I agree. I burned up a Chiwanese hammer drill like that. I had kept it
running after drilling lots of holes in concrete and it was smoking,
but the running after the drilling cooled it down some. I didn't let
it run long enough to cool down after the last hole, and when I tried
to use it the next time, it was dead shorted.
--
Happiness lies in the joy of achievement and the thrill of creative effort.
-- Franklin D. Roosevelt
Took it apart - everything looks normal except the carbon brushes look
worn. Testing the ohm from the wires to the two brushes gives me OPEN
circuit in the coils. Does this prove that it is fried so I do not need
to put it back together? There are no visible fuses.
The field coils are open? Hmm, I suspect a thermal fuse. If there's
a silver pod somewhere in the windings, it has probably gone open.
You can probably get a replacement, or just short it out for a quick
test. Kind of rare for an overheated motor to fail open, generally
they would develop a short somewhere. Probably the heat built up after
shutdown and got hot enough to trip the thermal fuse. These are common
in these type of appliances. The fact they are one-time cutoffs
sounds like planned self-destruct as opposed to planned obsolescence.
Jon
When I worked in regional office, I got the reputation as Mr. Fixit.

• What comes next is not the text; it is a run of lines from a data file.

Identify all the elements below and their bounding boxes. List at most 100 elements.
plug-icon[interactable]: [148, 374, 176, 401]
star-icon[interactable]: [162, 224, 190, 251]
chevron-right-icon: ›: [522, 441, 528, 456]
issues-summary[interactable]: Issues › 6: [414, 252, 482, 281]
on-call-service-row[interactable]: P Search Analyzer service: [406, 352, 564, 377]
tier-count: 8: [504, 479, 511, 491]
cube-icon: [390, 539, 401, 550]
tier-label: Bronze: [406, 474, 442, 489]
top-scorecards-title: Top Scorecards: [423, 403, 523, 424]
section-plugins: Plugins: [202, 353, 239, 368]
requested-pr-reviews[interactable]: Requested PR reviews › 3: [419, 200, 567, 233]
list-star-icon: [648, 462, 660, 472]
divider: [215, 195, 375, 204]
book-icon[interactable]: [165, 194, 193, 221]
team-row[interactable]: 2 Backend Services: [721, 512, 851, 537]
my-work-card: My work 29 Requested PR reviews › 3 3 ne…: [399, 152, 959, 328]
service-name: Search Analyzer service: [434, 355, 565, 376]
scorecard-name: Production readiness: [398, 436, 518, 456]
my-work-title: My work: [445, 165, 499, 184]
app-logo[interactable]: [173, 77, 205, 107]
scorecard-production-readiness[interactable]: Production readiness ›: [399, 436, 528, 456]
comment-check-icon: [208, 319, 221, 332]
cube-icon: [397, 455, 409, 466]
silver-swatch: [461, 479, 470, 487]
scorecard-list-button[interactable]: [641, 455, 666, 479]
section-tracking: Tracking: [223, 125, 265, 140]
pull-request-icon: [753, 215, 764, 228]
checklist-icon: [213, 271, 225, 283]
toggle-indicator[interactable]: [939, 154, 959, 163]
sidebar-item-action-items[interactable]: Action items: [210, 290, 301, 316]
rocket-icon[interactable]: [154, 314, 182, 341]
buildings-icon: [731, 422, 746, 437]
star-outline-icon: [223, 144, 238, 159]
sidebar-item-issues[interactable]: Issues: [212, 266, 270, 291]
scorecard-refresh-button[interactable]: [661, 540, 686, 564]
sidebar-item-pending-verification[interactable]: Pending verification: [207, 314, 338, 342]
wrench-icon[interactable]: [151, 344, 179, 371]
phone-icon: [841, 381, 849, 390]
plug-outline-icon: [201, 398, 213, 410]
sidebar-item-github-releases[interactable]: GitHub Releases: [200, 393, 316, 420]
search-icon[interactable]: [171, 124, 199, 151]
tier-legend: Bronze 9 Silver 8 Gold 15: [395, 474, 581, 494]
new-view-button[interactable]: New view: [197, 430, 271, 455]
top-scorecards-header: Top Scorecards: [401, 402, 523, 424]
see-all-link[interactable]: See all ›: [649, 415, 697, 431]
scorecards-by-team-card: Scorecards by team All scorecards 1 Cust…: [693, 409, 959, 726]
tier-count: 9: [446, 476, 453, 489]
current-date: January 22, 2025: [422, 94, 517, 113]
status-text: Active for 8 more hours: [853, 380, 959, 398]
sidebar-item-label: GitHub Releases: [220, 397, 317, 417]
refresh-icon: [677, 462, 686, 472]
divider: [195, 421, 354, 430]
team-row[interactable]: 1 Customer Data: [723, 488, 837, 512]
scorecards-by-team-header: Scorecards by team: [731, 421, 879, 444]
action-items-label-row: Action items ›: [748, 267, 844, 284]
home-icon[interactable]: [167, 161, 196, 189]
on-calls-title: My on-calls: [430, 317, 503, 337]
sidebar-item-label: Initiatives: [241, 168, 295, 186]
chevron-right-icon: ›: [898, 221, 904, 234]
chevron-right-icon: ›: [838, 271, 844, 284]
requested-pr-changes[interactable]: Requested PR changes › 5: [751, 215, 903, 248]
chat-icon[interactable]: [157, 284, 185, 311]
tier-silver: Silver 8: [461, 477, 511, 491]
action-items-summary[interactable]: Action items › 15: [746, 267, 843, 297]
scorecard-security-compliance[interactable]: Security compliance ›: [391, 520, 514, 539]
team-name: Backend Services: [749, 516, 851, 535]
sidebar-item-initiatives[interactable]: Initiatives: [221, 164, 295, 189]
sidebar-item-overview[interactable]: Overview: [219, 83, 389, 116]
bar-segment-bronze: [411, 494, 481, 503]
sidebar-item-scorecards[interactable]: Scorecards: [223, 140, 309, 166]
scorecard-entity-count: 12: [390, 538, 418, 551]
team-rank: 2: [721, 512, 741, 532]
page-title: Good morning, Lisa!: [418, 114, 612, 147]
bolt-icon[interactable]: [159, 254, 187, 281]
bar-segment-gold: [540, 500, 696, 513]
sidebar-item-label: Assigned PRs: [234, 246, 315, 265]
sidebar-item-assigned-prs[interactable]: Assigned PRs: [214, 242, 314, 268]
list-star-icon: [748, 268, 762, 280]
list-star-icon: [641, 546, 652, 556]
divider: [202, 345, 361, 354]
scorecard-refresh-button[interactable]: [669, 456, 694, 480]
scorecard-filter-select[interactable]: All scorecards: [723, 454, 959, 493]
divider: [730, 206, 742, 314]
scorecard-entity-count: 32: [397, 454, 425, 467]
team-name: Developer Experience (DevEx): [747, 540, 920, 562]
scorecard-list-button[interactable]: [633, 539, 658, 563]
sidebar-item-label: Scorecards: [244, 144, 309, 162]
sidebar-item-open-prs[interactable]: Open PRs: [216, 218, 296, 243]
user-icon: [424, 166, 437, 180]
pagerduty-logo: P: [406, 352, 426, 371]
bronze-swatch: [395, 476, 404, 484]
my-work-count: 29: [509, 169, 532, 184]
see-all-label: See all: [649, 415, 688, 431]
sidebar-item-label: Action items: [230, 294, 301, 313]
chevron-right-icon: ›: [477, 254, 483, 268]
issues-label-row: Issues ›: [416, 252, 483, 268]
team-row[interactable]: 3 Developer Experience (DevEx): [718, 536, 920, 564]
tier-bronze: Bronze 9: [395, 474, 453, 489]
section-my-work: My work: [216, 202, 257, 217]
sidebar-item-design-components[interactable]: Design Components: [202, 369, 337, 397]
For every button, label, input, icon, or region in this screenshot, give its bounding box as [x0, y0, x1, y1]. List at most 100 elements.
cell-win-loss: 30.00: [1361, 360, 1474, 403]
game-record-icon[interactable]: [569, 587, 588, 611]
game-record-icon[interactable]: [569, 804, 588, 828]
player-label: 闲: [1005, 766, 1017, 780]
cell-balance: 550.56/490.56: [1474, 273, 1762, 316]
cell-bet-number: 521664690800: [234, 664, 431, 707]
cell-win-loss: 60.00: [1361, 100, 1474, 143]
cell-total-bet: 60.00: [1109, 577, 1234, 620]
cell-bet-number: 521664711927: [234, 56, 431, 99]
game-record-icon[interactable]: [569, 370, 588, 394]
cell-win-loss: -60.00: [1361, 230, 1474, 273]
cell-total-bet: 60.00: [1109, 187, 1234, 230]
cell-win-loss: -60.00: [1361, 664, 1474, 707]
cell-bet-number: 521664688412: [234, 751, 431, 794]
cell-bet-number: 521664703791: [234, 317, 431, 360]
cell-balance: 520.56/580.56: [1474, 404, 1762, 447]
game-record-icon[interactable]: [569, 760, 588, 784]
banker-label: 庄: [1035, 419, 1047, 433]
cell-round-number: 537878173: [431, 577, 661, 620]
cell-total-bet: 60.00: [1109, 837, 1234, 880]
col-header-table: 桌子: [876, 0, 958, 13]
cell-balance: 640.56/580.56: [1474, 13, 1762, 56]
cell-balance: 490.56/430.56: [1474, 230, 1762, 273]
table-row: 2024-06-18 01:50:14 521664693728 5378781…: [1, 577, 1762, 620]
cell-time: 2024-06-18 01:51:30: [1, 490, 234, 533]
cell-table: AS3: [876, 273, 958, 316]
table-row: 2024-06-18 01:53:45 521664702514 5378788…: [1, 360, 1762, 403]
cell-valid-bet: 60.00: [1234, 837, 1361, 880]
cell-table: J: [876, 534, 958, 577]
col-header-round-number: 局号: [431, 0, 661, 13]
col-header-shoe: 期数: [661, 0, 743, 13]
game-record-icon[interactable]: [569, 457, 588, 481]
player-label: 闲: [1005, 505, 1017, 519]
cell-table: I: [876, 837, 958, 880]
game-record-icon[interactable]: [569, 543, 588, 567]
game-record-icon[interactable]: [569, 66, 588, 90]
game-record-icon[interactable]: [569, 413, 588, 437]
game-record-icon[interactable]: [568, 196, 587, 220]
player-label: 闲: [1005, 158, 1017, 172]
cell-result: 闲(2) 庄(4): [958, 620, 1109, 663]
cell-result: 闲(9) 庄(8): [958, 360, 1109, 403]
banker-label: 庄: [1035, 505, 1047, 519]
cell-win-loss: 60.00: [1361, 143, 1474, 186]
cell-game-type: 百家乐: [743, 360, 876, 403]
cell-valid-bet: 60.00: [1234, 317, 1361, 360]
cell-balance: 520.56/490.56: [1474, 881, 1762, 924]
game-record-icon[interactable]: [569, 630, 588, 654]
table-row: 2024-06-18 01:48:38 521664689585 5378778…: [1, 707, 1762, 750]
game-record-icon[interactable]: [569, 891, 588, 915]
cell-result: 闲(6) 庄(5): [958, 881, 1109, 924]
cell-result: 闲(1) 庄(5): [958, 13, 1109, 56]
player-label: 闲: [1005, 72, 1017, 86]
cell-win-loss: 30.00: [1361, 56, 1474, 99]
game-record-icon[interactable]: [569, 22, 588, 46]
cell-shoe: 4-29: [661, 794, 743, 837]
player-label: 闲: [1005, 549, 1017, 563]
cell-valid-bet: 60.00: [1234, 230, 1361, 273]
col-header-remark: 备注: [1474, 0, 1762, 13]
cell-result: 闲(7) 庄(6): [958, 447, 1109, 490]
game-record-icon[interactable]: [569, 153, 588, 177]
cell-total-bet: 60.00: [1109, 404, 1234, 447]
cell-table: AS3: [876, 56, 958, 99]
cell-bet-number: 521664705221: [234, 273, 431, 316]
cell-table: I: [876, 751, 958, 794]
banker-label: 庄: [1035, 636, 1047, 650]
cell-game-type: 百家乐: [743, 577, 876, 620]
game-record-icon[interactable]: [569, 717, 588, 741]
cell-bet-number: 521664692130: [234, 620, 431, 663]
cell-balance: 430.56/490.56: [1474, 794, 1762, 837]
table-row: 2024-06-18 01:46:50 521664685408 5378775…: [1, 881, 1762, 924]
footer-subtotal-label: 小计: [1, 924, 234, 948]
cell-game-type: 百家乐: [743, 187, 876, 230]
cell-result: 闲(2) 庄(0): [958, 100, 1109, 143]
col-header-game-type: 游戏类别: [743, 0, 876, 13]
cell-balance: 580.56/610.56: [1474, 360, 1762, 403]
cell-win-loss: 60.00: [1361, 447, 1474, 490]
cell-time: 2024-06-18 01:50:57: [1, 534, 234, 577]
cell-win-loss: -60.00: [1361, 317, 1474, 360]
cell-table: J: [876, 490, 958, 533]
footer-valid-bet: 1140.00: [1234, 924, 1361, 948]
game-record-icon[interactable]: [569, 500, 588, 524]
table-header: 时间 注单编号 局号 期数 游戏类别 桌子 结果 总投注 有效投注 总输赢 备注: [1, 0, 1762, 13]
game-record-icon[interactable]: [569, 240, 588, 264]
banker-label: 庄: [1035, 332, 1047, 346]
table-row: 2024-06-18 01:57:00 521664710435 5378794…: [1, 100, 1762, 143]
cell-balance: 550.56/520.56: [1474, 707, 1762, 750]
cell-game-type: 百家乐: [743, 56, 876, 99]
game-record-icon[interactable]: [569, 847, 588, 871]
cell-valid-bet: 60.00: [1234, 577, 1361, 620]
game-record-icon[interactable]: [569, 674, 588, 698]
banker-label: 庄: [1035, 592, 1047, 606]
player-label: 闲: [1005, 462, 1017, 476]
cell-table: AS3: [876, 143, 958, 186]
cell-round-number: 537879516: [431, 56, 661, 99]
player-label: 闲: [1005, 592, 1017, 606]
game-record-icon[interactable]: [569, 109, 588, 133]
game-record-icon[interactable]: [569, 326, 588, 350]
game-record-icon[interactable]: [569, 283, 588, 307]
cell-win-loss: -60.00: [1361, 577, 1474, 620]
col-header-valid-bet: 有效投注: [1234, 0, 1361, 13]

Most of the female staff had "safety" oscillating fans at their work
stations, which, of course, never were turned off, thus injesting
airborn dust, lint, hair etc.
I would get a call, "Gerry, my fan quit" so I would tell them to bring
it to my desk and I would look at it.
When no one was looking, I would plug it in and turn it on.If it
would run slowly it would get bearing cleaning/lubrication. If it
showed no life, I would unplug it and insert a paper clip through the
cooling slots to short across the thermal fuse burried in the
windings, plug it in and the fan would run fine, at which point I
unplugged it, removed the paper clip and used red permanent marker to
label it "BURNED OUT SAFETY FUSE" and tell them to turn it in for a
new one.
I never botherd trying to explain that their fans would last longer if
they turned them off when they didn't need them.